A ce stade, on pourrait se croire bloqués avec un avis pouvant pencher d’un côté comme de l’autre. Il est donc important de revenir à une scène, celle de l’aumônier. Elle est capitale. Poussé dans ses retranchements, Meursault a peur chaque nuit de mourir. Il n’en dort plus et la visite de l’homme d’Eglise l’appelant « mon fils » en est la goutte de trop. « Moi, j’avais l’air d’avoir les mains vides. Mais j’étais sûr de moi, sûr de tout, plus sûr que lui, sûr de ma vie et cette mort qui allait venir ». Du grand art et du grand Camus. Toute l’absurdité de notre vie, sa vacuité, sa finalité sans doute sont aussi éclatantes que le soleil algérois. Il se refuse à la religion tout comme au système juridique visant plus la culpabilisation que la justice en tant que telle. Peu lui importe, tout n’est qu’un jeu à somme nulle et devoir participer à un système aussi vain lui est insupportable.
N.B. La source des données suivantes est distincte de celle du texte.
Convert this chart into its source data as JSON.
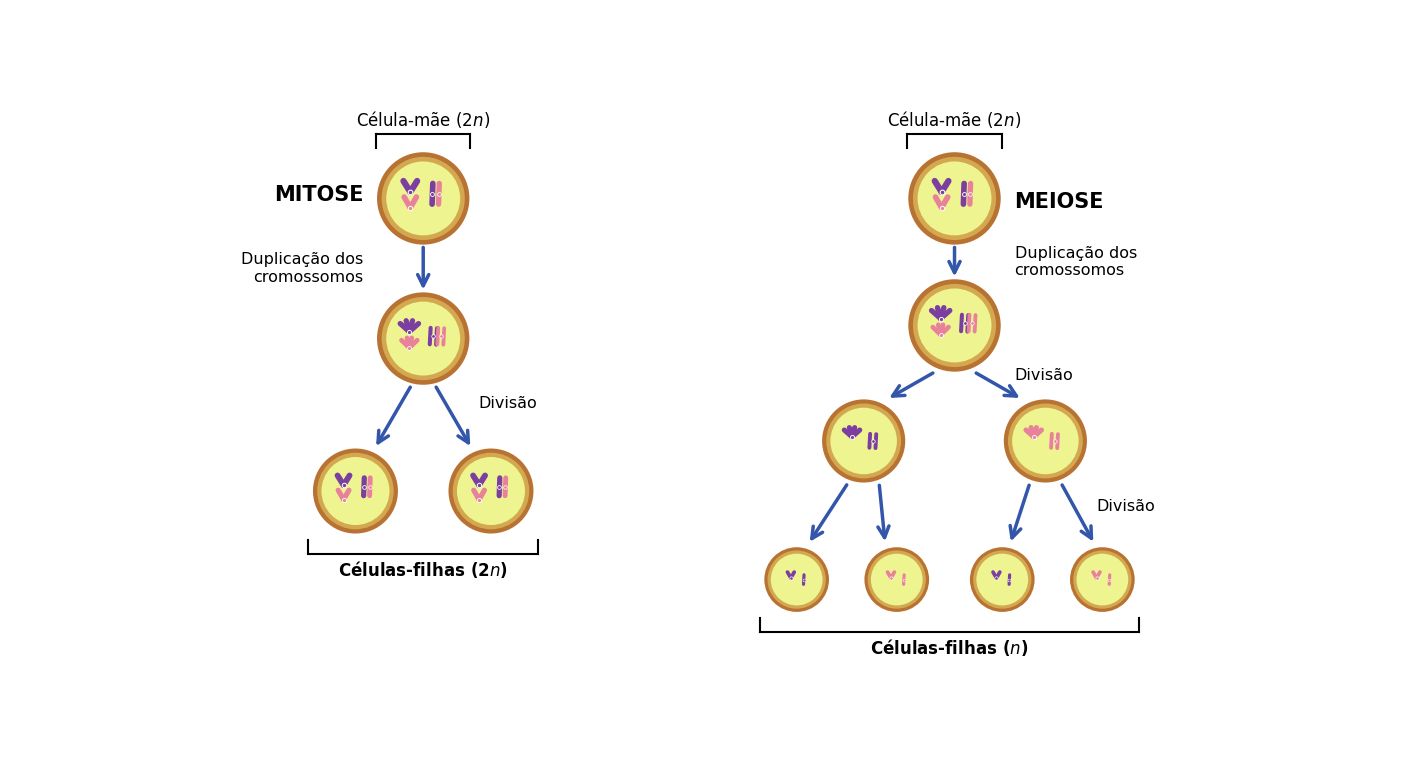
{
  "bg_color": "#ffffff",
  "cell_fill": "#f2f5a0",
  "cell_inner_fill": "#eef590",
  "cell_edge_outer": "#b87333",
  "cell_edge_inner": "#d4a850",
  "arrow_color": "#3355aa",
  "text_color": "#000000",
  "title_mitose": "MITOSE",
  "title_meiose": "MEIOSE",
  "label_mae": "Célula-mãe (2",
  "label_mae_n": "n",
  "label_mae_close": ")",
  "label_filhas_mitose_pre": "Células-filhas (2",
  "label_filhas_mitose_n": "n",
  "label_filhas_mitose_close": ")",
  "label_filhas_meiose_pre": "Células-filhas (",
  "label_filhas_meiose_n": "n",
  "label_filhas_meiose_close": ")",
  "label_dup": "Duplicação dos\ncromossomos",
  "label_div": "Divisão",
  "chrom_purple": "#7b3fa0",
  "chrom_pink": "#e8829a",
  "chrom_darkpurple": "#6a3090",
  "chrom_lightpink": "#f0a8b0"
}
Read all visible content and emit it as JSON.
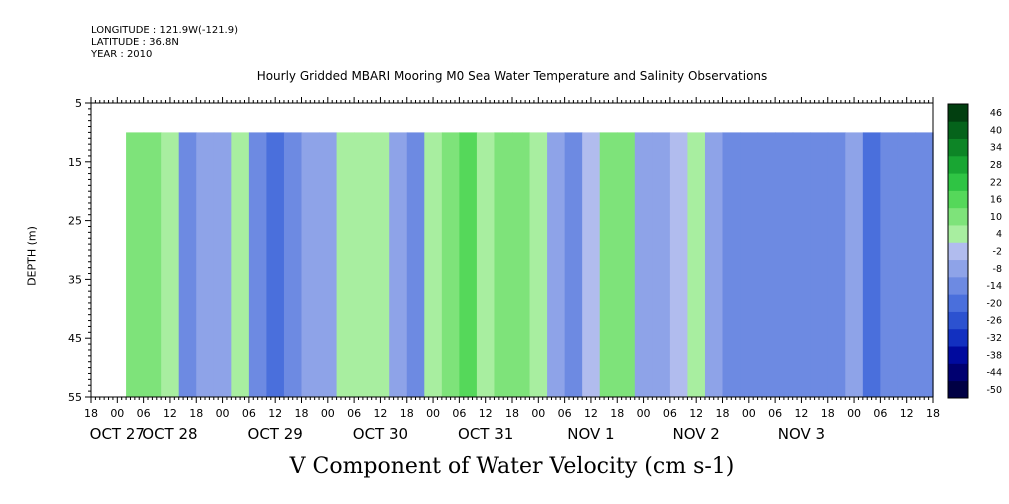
{
  "header": {
    "longitude": "LONGITUDE : 121.9W(-121.9)",
    "latitude": "LATITUDE : 36.8N",
    "year": "YEAR : 2010"
  },
  "chart_data": {
    "type": "heatmap",
    "title": "Hourly Gridded MBARI Mooring M0 Sea Water Temperature and Salinity Observations",
    "xlabel": "V Component of Water Velocity (cm s-1)",
    "ylabel": "DEPTH (m)",
    "ylim": [
      55,
      5
    ],
    "y_ticks": [
      5,
      15,
      25,
      35,
      45,
      55
    ],
    "data_depth_range": [
      10,
      55
    ],
    "x_hour_range": [
      -6,
      186
    ],
    "x_ticks_hours": [
      -6,
      0,
      6,
      12,
      18,
      24,
      30,
      36,
      42,
      48,
      54,
      60,
      66,
      72,
      78,
      84,
      90,
      96,
      102,
      108,
      114,
      120,
      126,
      132,
      138,
      144,
      150,
      156,
      162,
      168,
      174,
      180,
      186
    ],
    "x_tick_labels": [
      "18",
      "00",
      "06",
      "12",
      "18",
      "00",
      "06",
      "12",
      "18",
      "00",
      "06",
      "12",
      "18",
      "00",
      "06",
      "12",
      "18",
      "00",
      "06",
      "12",
      "18",
      "00",
      "06",
      "12",
      "18",
      "00",
      "06",
      "12",
      "18",
      "00",
      "06",
      "12",
      "18"
    ],
    "day_labels": [
      {
        "label": "OCT 27",
        "hour": 0
      },
      {
        "label": "OCT 28",
        "hour": 12
      },
      {
        "label": "OCT 29",
        "hour": 36
      },
      {
        "label": "OCT 30",
        "hour": 60
      },
      {
        "label": "OCT 31",
        "hour": 84
      },
      {
        "label": "NOV  1",
        "hour": 108
      },
      {
        "label": "NOV  2",
        "hour": 132
      },
      {
        "label": "NOV  3",
        "hour": 156
      }
    ],
    "colorbar": {
      "levels": [
        -50,
        -44,
        -38,
        -32,
        -26,
        -20,
        -14,
        -8,
        -2,
        4,
        10,
        16,
        22,
        28,
        34,
        40,
        46
      ],
      "labels": [
        "46",
        "40",
        "34",
        "28",
        "22",
        "16",
        "10",
        "4",
        "-2",
        "-8",
        "-14",
        "-20",
        "-26",
        "-32",
        "-38",
        "-44",
        "-50"
      ],
      "colors": [
        "#000044",
        "#000070",
        "#000a9e",
        "#1230c0",
        "#2c52d0",
        "#4a6fdc",
        "#6d8ae2",
        "#8ea3e8",
        "#b1bcee",
        "#a8eea0",
        "#7ee37a",
        "#55d85a",
        "#2fc444",
        "#19a633",
        "#0d8526",
        "#05631b",
        "#023f10"
      ]
    },
    "columns": {
      "start_hour": 2,
      "step_hours": 4,
      "values": [
        10,
        12,
        4,
        -12,
        -8,
        -6,
        5,
        -14,
        -18,
        -10,
        -6,
        -4,
        6,
        8,
        4,
        -8,
        -14,
        4,
        14,
        16,
        8,
        10,
        10,
        8,
        -4,
        -12,
        2,
        10,
        14,
        -8,
        -6,
        2,
        4,
        -8,
        -10,
        -12,
        -10,
        -14,
        -12,
        -10,
        -14,
        -8,
        -16,
        -14,
        -12,
        -14,
        -8
      ]
    }
  }
}
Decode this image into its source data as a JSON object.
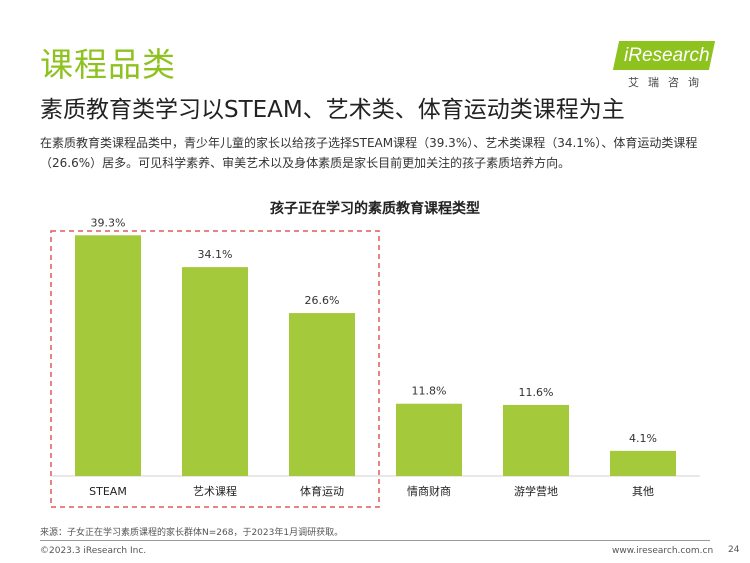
{
  "page": {
    "section_title": "课程品类",
    "headline": "素质教育类学习以STEAM、艺术类、体育运动类课程为主",
    "description": "在素质教育类课程品类中，青少年儿童的家长以给孩子选择STEAM课程（39.3%）、艺术类课程（34.1%）、体育运动类课程（26.6%）居多。可见科学素养、审美艺术以及身体素质是家长目前更加关注的孩子素质培养方向。",
    "logo_text": "iResearch",
    "logo_cn": "艾瑞咨询",
    "source": "来源：子女正在学习素质课程的家长群体N=268，于2023年1月调研获取。",
    "copyright": "©2023.3 iResearch Inc.",
    "website": "www.iresearch.com.cn",
    "page_number": "24"
  },
  "colors": {
    "accent": "#8dc21f",
    "bar": "#a4c93a",
    "highlight_border": "#e05a5a"
  },
  "chart_data": {
    "type": "bar",
    "title": "孩子正在学习的素质教育课程类型",
    "categories": [
      "STEAM",
      "艺术课程",
      "体育运动",
      "情商财商",
      "游学营地",
      "其他"
    ],
    "values": [
      39.3,
      34.1,
      26.6,
      11.8,
      11.6,
      4.1
    ],
    "value_labels": [
      "39.3%",
      "34.1%",
      "26.6%",
      "11.8%",
      "11.6%",
      "4.1%"
    ],
    "unit": "%",
    "ylim": [
      0,
      40
    ],
    "grid": false,
    "legend": "none",
    "highlight_categories": [
      "STEAM",
      "艺术课程",
      "体育运动"
    ]
  }
}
Camus l’appellera « le seul Christ que nous méritions ». A peine l’aumônier parti pleurant, que le calme revient. Il s’apaise et pense à sa mère. « Si près de la mort, maman devait s’y être sentie libérée et prête à tout revivre ». Ce passage est fantastique. Tel Sisyphe libéré de son rocher, j’y vois la fin de l’absurdité selon Camus mais aussi le symbole de l’essentiel avec « l’enfant à l’aube de sa vie » pensant à sa mère, trace que la vie n’est pas qu’absurdité non plus. Il s’agit de la parfaite ambivalence, juste avant que notre étranger n’ait la tête tranchée.
Je pense finalement que l’Etranger est le genre d’œuvre à part entière dont il est impossible d’obtenir « l’ » interprétation à l’image du film « Solaris » d’Andrei Tarkovski pour ne citer que lui. Il est important de percevoir l’absurdité présente dans les évènements du monde tout en ne s’en séparant pas complètement non plus. Savoir relativiser est essentiel. Je sais que je vais devoir aller plus loin dans la littérature de Camus. J’aime aussi le fait d’avoir, selon mon interprétation, pu apercevoir au milieu de l’océan absurde, une petite ile étrangère et essentialiste. C’est un sentiment étrange car je sais avoir besoin d’y croire et pourtant j’en suis intimement persuadé tout comme je suis sûr qu’il y a une part d’humanité étrangère en chacun de nous.